Protagonisti
Il programma si sviluppa dal 16 giugno al 4 luglio 2026, con un percorso che attraversa quattro luoghi simbolici della città.
L’inaugurazione è al Làbas, che ospita la prima settimana di concerti dal 16 al 20 giugno. Ad aprire il festival sono i Just Mustard, band irlandese guidata dalla voce di Katie Ball, tra noise, trip hop ed elettronica, in tour con il nuovo album We Were Just Here. Il 18 giugno salgono sul palco i Nothing, tra i nomi più rappresentativi dello shoegaze contemporaneo, con il nuovo lavoro A Short History of Decay, tra stratificazioni sonore e atmosfere cinematiche.

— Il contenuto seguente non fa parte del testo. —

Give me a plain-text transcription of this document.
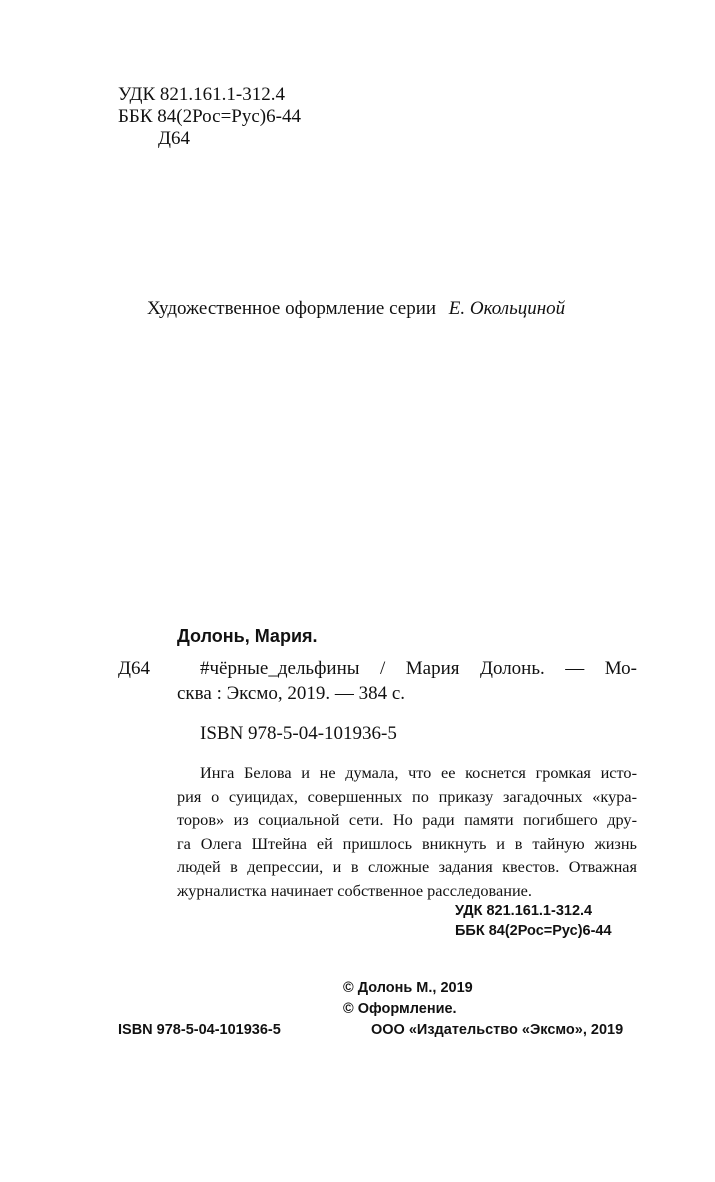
УДК 821.161.1-312.4
ББК 84(2Рос=Рус)6-44
Д64
Художественное оформление серии Е. Окольциной
Долонь, Мария.
Д64	#чёрные_дельфины / Мария Долонь. — Мо-
сква : Эксмо, 2019. — 384 с.
ISBN 978-5-04-101936-5
Инга Белова и не думала, что ее коснется громкая исто-
рия о суицидах, совершенных по приказу загадочных «кура-
торов» из социальной сети. Но ради памяти погибшего дру-
га Олега Штейна ей пришлось вникнуть и в тайную жизнь
людей в депрессии, и в сложные задания квестов. Отважная
журналистка начинает собственное расследование.
УДК 821.161.1-312.4
ББК 84(2Рос=Рус)6-44
© Долонь М., 2019
© Оформление.
ISBN 978-5-04-101936-5	ООО «Издательство «Эксмо», 2019
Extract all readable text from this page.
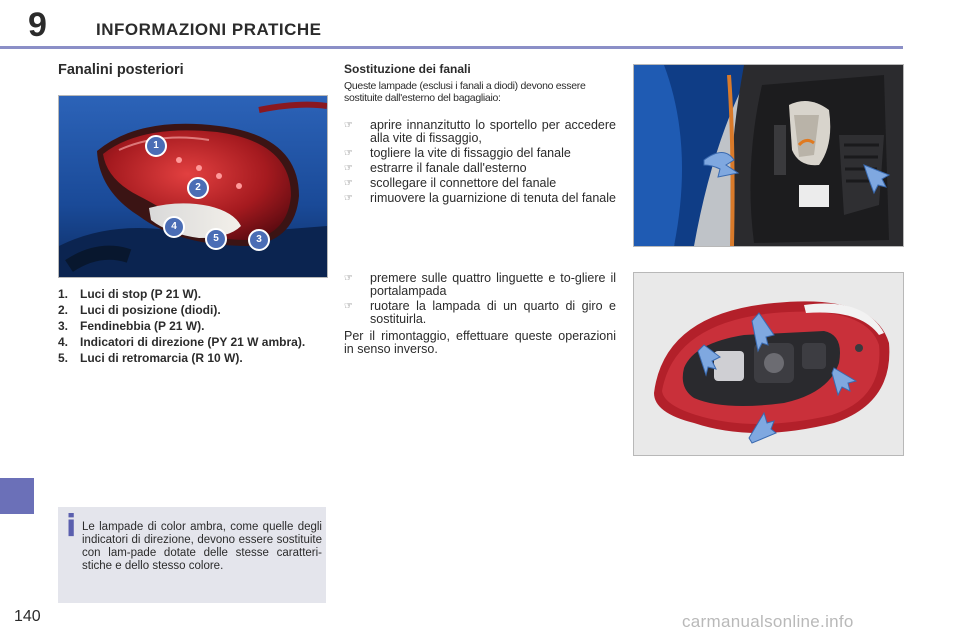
9	INFORMAZIONI PRATICHE
Fanalini posteriori
1
2
3
4
5
1. Luci di stop (P 21 W).
2. Luci di posizione (diodi).
3. Fendinebbia (P 21 W).
4. Indicatori di direzione (PY 21 W ambra).
5. Luci di retromarcia (R 10 W).
i Le lampade di color ambra, come quelle degli indicatori di direzione, devono essere sostituite con lam-pade dotate delle stesse caratteri-stiche e dello stesso colore.
Sostituzione dei fanali
Queste lampade (esclusi i fanali a diodi) devono essere sostituite dall'esterno del bagagliaio:
☞	aprire innanzitutto lo sportello per accedere alla vite di fissaggio,
☞	togliere la vite di fissaggio del fanale
☞	estrarre il fanale dall'esterno
☞	scollegare il connettore del fanale
☞	rimuovere la guarnizione di tenuta del fanale
☞	premere sulle quattro linguette e to-gliere il portalampada
☞	ruotare la lampada di un quarto di giro e sostituirla.
Per il rimontaggio, effettuare queste operazioni in senso inverso.
140	carmanualsonline.info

Il 19 giugno è dedicato a un doppio set tra introspezione e sperimentazione: la cantautrice scozzese Kathryn Joseph, con il suo pianoforte essenziale e ipnotico, e la musicista bolognese Laura Agnusdei, che intreccia sax ed elettronica in una ricerca elettroacustica che trasforma il suono in paesaggio. La chiusura a Làbas, il 20 giugno, mette in dialogo due approcci radicali: i giapponesi MOJA, duo basso-batteria tra distorsione e ritmica estrema, e i Julie’s Haircut, tra le realtà più visionarie della scena emiliana, capaci di fondere rock, psichedelia e trance in una dimensione quasi rituale.
Dal 23 al 27 giugno il festival si sposta al DumBO, dove la dimensione industriale accoglie una programmazione più elettrica e internazionale. Il 23 giugno aprono i Mùm, con il loro universo elettronico fragile e sospeso, tra voci sussurrate e ambienti rarefatti. Il 24 giugno arrivano i New York Ska Jazz Ensemble, pionieri dello ska-jazz internazionale, tra improvvisazione, reggae e groove caraibico. Il 26 giugno è dedicato alla scena italiana più ruvida e diretta, con Comrad, Verogna e i Gazebo Penguins, tra punk, post-hardcore ed energia emotiva. La chiusura al DumBO, il 27 giugno, è affidata a Pierpaolo Capovilla e i Cattivi Maestri, progetto che segna una nuova fase artistica più essenziale e diretta, tra nuovi brani e il singolo Dimenticare Maria.
La terza settimana si svolge all’Estragon Garden, dal 30 giugno al 4 luglio, trasformando lo spazio in un hub estivo tra concerti e socialità. Il 30 giugno arrivano gli Amistat, duo folk dei gemelli Josef e Jan Prasil, con un live intimo costruito su armonie vocali e scrittura essenziale. Il 2 luglio è la volta dei 1269 Skiantos, progetto che mantiene viva l’eredità del rock demenziale attraverso i brani storici della band di Freak Antoni. Il 3 luglio i Savana Funk portano il loro mix di funk, rock e influenze africane in uno dei live più energici della scena italiana contemporanea. La chiusura all’Estragon Garden, il 4 luglio, è affidata ai Too Many Zooz, trio newyorkese nato nella metropolitana di New York e diventato virale grazie al proprio stile “brass house”, tra jazz, EDM e ritmi urbani.
Abbonamenti e prevendite
Resta invariata una delle caratteristiche distintive del festival: l’abbonamento accessibile a 10 euro, valido per tutti i concerti e pensato per mantenere la musica dal vivo aperta e condivisa.